CAR T-cell therapy leverages the natural cancer-killing abilities of immune T-cells. It involves genetically modifying T-cells to contain a chimeric antigen receptor, or CAR, that recognizes and binds to a protein on the surface of the cancer cells being targeted. This enhances T-cells’ ability to specifically find their way to the problematic cells and attack them.

Usually, the approach involves collecting a patient’s own T-cells and modifying them in the lab (an autologous therapy). Caribou’s CAR T-cell therapies are made ahead of time using cells from a healthy donor (an allogeneic therapy), making them an off-the-shelf, or ready-to-use, alternative.

“Broad patient access to life-changing CAR-T cell therapies is only achievable if healthcare systems have an off-the-shelf option,” Haurwitz said, noting that company is working toward “ushering in a new era of allogeneic CAR-T cell therapies that offer the potential for broad access and rapid availability to both patients and healthcare systems.”

Myeloma is caused when plasma cells, a type of immune cell made in the bone marrow, become abnormal and grow out of control.

With CB-011, T-cells are engineered with a CAR that recognizes BCMA, a protein found at high levels on these myeloma cells. Other modifications are made to prevent the recipient’s immune system from rejecting the donor cells and enhance the therapy’s anti-tumor activity. Before receiving CB-011, patients are given a lymphodepletion regimen consisting of chemotherapy to kill off existing immune cells and make room for the newly engineered ones.

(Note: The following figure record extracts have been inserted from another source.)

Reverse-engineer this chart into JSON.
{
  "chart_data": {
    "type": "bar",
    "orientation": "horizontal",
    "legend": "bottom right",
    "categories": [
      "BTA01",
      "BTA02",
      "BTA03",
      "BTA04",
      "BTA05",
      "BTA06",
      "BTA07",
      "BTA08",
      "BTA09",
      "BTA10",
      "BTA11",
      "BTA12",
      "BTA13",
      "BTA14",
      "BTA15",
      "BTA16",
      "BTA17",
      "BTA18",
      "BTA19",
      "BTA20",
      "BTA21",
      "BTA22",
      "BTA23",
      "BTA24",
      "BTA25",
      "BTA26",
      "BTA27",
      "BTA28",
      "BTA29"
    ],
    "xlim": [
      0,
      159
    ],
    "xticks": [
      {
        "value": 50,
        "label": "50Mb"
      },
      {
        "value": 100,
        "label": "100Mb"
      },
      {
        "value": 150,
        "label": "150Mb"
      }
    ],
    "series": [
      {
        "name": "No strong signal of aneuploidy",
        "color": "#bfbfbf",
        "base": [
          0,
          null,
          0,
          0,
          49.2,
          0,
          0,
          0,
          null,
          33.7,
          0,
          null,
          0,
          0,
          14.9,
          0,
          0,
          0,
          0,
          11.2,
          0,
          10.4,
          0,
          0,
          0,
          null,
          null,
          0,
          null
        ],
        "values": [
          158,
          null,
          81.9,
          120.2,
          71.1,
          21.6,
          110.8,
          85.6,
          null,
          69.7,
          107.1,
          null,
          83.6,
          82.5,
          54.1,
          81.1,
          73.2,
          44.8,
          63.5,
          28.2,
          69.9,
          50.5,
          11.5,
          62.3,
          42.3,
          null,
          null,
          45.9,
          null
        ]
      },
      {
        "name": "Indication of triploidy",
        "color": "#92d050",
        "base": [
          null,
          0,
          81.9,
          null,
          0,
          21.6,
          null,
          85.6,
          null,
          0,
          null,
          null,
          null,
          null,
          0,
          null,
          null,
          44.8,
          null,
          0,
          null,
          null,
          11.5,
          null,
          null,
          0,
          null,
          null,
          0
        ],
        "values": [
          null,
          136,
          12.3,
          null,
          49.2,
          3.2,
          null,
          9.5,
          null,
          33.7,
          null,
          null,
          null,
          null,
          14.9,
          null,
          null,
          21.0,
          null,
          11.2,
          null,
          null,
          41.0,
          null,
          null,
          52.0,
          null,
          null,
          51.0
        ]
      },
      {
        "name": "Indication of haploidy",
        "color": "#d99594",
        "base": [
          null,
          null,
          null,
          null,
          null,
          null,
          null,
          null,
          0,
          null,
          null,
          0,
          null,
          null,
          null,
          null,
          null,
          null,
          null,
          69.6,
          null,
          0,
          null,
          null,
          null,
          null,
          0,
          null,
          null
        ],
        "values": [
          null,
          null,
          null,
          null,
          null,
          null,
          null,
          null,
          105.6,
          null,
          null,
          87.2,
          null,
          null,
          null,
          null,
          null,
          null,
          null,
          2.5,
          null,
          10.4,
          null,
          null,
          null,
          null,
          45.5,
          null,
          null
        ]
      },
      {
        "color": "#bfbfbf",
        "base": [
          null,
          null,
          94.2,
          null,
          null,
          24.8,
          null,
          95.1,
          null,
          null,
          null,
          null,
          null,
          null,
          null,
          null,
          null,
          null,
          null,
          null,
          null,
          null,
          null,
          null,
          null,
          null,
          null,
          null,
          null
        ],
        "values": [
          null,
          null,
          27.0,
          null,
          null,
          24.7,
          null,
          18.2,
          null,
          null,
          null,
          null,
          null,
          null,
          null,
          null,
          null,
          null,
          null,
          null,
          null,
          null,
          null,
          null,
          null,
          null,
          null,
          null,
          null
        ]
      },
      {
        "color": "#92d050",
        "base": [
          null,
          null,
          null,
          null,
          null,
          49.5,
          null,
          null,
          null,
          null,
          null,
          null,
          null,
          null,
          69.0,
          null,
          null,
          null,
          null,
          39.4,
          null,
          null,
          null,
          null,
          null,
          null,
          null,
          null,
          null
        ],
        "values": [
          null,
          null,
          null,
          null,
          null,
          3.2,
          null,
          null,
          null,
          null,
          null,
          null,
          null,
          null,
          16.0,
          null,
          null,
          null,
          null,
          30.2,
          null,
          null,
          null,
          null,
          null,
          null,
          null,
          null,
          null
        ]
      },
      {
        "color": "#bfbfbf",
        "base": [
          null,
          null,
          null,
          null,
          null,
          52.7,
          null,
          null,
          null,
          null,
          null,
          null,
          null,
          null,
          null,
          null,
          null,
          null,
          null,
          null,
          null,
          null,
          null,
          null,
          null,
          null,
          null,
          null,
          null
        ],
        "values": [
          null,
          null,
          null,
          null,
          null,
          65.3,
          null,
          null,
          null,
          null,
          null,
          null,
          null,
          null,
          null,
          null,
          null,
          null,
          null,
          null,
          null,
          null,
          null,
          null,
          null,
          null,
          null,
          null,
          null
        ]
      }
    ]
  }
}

CB-011 has received fast track designation in the U.S., a status intended to speed a treatment’s clinical development.

In the first part of the CaMMouflage trial, participants are receiving various doses of CB-011 and either of two lymphodepletion regimens in order to identify the optimal dosing strategy. All tested doses have so far shown no signs of toxicity.

Encouraging efficacy has also been observed in patients who received CB-011 at multiple dose levels and were given the stronger lymphodepletion regimen, according to Caribou. Participants who will receive this stronger chemotherapy are being enrolled.

The company plans to share initial safety and efficacy data later this year covering at least three months of follow-up at least 25 participants who received the higher-intensity lymphodepletion. The data will be used to determine the optimal dose for the study’s second part.

In that part, all participants will receive the selected optimized dose, with the goal of assessing the proportion of participants who achieve partial or complete tumor shrinkage after a year.

CB-010 works on a similar premise as CB-011, but it’s designed to target CD19, a protein found on the cancer cells implicated in LBCL. The ongoing Phase 1 ANTLER study (NCT05722418) , also recruiting in the U.S., is testing CB-010 in people with LBCL, with new data due this year.

Data thus far have also shown promising efficacy signals, and Caribou has been discussing plans for a pivotal clinical trial with U.S. regulators.